Sur 48 walis, seulement 2 sont des femmes
Mais ce que l’on tente, peut-être sciemment, d’omettre c’est le fait que ces avancées sont surtout le fruit des efforts consentis par les partis politiques, quand bien même la démarche trouverait sa source dans le dispositif réglementaire encadrant les élections. Mais, comment les autorités peuvent-elles contraindre les partis politiques à donner une place plus importante aux femmes sur les listes électorales afin de renforcer leur présence dans les Assemblées élues et, dans le même temps, se garder de prendre les mêmes dispositions lorsqu’il s’agit de procéder à des nominations au sein des institutions publiques ? Pourtant, ce ne sont pas les discours et les promesses qui manquent en la matière, comme le démontre l’allocution du chef de l’État. “(…) nous avons inclus dans la dernière révision constitutionnelle la responsabilité de l'État d'œuvrer en faveur de la parité entre les femmes et les hommes dans le monde du travail et pour l'accès de la femme aux postes de responsabilité dans les institutions et administrations publiques, et dans le secteur économique”, a-t-il, ainsi, affirmé.

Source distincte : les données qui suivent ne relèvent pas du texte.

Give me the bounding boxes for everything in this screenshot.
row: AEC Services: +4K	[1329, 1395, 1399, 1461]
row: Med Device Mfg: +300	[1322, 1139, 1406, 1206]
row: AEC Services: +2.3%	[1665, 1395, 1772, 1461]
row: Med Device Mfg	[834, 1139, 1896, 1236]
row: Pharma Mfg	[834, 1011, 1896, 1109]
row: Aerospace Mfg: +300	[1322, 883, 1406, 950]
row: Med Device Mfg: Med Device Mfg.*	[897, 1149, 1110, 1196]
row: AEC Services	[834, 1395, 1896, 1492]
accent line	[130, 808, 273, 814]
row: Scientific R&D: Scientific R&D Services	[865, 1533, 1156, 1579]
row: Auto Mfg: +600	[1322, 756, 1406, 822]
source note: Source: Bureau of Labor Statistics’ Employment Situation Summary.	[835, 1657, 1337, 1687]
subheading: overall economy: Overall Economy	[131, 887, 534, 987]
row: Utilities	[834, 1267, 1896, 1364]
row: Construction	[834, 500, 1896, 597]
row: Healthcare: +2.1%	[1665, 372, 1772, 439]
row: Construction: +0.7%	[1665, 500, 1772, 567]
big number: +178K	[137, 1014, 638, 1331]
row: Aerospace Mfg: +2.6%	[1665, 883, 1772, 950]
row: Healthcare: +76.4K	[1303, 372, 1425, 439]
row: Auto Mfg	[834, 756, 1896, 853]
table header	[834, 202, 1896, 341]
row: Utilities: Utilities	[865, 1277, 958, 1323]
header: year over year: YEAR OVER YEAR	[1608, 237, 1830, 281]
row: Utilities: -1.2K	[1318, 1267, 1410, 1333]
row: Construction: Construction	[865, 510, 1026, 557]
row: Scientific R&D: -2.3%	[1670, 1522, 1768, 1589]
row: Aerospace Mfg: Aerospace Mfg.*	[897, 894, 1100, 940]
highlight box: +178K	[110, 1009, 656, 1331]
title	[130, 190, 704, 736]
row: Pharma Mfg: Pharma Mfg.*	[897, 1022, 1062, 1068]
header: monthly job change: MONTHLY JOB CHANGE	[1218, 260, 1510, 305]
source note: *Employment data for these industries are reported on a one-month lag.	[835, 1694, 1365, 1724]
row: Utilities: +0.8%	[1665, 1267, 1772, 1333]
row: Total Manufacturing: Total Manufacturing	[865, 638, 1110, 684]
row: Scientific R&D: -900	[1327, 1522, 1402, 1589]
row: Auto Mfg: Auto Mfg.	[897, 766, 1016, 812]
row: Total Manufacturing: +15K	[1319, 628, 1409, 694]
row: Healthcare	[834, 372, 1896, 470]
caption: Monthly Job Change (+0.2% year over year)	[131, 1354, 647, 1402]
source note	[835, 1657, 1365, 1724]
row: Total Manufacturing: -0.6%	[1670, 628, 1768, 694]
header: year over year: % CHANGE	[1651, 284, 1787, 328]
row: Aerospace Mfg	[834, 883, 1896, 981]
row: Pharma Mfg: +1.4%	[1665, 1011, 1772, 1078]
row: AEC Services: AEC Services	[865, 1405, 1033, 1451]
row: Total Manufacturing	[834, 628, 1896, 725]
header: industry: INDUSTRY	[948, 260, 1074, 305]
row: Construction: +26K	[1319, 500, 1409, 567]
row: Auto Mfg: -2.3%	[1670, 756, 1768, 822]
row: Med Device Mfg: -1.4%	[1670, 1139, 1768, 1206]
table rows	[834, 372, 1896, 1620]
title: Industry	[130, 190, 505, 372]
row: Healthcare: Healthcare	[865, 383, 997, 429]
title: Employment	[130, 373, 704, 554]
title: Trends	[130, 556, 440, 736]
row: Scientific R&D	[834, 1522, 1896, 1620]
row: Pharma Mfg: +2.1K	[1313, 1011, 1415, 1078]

En dehors des avancées enregistrées dans la représentation féminine aux Assemblées élues, nationales et locales, la place des femmes dans des postes de responsabilité institutionnels et administratifs publics demeure, en effet, insignifiante. Il suffit juste de passer en revue la liste des walis, qui sont nommés par le chef de l’État, pour s’en rendre compte. Sur 48 walis, seulement 2 sont des femmes.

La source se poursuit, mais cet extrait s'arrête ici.